The narrator plies his inquiries among his other acquaintances, all of whom remark on the savageries of the Indians and the progress of mechanical invention, but who are always interrupted after the words “why, he’s the man…” – until the frustrated narrator calls on the General directly at his residence. Pleading urgent business, he is shown into the bedroom as the General is about to dress, or rather be dressed by his valet.

But the General is not in sight, and when the impatient visitor kicks a “large and odd-looking bundle” on the floor, a voice “between a squeak and a whistle” protests the indignity, then orders, “Pompey, bring me that leg.” The servant brings over a “capital cork leg” and screws it in.

As the strange voice reflects on the “bloody action” of the Bugaboo and Kickapoo affair, where a man shouldn’t think of “coming off with a mere scratch,” the voice also asks for his other parts to be brought and attached, and so they are, like “the drawing on of a stocking.” Meanwhile, this artificial man-in-progress offers medical endorsements. “Thomas is decidedly the best hand at a cork leg, but if you ever want an arm, my dear fellow, you must really let me recommend you to Bishop.” And so it goes through hair and teeth and eyes (because “those Kickapoos are not so very slow at a gouge”), as the narrator watches in astonishment.

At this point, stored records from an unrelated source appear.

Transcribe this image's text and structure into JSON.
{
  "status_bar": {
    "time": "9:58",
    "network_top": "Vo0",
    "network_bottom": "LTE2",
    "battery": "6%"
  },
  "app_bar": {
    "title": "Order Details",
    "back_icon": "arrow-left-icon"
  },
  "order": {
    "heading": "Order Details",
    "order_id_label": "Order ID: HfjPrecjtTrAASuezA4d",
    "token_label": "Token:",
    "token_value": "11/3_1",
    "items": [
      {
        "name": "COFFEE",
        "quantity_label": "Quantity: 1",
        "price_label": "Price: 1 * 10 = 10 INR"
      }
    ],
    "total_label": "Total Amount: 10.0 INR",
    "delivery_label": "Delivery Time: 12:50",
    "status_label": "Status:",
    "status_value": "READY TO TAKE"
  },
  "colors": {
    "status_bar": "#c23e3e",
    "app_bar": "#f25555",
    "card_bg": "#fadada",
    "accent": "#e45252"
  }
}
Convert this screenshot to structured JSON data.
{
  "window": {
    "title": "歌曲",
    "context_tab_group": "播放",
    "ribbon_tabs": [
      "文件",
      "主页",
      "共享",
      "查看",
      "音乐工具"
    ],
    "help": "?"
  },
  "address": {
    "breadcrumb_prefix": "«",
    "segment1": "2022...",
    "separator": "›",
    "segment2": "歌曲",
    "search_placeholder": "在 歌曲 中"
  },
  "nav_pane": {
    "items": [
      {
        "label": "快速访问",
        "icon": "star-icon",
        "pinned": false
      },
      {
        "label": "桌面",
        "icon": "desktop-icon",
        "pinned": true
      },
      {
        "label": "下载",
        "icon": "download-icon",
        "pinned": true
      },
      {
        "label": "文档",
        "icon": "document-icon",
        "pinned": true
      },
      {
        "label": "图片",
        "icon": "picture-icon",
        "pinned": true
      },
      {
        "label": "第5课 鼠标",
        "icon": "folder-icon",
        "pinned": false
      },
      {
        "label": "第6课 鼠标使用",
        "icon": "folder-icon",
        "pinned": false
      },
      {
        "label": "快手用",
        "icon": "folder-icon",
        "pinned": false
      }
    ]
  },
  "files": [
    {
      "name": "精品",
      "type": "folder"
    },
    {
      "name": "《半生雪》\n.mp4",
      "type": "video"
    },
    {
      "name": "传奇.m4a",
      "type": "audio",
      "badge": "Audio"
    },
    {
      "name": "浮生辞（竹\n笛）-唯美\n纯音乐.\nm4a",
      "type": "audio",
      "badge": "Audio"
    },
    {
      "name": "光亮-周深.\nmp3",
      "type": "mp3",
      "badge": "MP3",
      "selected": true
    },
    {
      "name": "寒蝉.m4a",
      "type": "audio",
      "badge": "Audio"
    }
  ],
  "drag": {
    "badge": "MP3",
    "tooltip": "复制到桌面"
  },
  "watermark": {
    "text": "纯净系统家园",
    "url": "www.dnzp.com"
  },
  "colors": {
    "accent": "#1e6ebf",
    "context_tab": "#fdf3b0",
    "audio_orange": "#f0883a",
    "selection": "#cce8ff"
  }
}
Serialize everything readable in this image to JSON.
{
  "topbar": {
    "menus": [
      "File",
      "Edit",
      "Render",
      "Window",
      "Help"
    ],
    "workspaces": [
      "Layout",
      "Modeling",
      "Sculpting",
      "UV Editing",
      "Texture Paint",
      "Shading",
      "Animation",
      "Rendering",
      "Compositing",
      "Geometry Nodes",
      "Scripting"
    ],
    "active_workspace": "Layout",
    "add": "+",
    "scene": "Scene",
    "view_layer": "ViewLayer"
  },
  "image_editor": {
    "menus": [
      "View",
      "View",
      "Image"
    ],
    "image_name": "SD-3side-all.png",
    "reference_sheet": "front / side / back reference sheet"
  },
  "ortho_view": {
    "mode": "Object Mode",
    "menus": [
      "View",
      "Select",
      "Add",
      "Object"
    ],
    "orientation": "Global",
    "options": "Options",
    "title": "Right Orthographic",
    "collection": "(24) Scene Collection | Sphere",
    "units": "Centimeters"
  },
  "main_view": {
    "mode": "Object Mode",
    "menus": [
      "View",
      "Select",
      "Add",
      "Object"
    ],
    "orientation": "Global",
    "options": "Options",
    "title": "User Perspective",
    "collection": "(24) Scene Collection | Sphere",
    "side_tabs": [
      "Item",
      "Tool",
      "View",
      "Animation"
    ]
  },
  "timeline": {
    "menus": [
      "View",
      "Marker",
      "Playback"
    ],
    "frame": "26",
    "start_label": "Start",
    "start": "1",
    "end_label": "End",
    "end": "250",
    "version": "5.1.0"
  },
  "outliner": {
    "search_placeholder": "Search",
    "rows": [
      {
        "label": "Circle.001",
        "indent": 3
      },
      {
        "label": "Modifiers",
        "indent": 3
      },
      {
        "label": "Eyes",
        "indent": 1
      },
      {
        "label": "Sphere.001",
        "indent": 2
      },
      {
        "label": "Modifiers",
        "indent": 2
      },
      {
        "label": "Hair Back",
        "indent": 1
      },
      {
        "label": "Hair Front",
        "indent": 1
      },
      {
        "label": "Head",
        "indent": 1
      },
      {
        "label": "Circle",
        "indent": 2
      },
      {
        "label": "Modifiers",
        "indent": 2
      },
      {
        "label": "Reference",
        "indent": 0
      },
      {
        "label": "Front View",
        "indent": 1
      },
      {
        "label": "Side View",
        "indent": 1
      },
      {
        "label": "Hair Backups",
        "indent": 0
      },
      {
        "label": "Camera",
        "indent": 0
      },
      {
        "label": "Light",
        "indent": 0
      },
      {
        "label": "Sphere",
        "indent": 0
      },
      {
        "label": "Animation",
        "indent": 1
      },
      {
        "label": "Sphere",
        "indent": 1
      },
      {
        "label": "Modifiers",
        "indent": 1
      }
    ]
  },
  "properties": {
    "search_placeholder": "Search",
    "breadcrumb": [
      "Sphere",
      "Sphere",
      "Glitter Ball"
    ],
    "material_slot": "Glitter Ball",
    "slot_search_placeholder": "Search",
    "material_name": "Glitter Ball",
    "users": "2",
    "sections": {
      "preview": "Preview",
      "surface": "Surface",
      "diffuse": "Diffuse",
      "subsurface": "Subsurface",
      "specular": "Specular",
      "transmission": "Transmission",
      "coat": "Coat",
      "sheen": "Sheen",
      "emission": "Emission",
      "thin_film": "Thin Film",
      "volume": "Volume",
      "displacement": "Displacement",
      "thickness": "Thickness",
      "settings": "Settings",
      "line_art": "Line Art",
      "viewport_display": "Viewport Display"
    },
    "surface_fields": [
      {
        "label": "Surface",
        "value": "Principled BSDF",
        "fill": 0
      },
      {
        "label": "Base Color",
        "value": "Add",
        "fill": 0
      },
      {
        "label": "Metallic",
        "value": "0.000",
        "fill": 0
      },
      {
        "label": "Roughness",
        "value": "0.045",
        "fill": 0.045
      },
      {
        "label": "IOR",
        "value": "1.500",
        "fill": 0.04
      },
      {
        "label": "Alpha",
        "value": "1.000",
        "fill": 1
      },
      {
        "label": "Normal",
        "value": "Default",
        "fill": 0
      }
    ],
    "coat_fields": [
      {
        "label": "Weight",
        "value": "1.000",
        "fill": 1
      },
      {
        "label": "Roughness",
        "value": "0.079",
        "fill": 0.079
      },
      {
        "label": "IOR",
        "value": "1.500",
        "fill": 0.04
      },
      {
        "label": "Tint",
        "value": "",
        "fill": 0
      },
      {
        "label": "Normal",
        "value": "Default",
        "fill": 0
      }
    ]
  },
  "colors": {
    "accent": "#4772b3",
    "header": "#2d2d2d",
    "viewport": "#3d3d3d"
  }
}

The final touch is “a singular looking machine” that is inserted into the General’s mouth. Immediately come the words, delivered in a voice of “melody and strength,” “Damn the vagabonds! They not only knocked in the roof of my mouth, but took the trouble to cut off at least seven-eighths of my tongue. There isn’t Bonfanti’s equal, however, in America, for really good articles of this description.” The mystery now solved, the narrator spells it out for us: “Brevet-Brigadier General John A.B.C. Smith was the man – was the man who was used up.”

Literature is equipment for living, said Kenneth Burke. No surgery required. Having now put myself in the General’s shoes, I don’t feel so bad. It’s just a used up hip. Lighthart will make me a new one.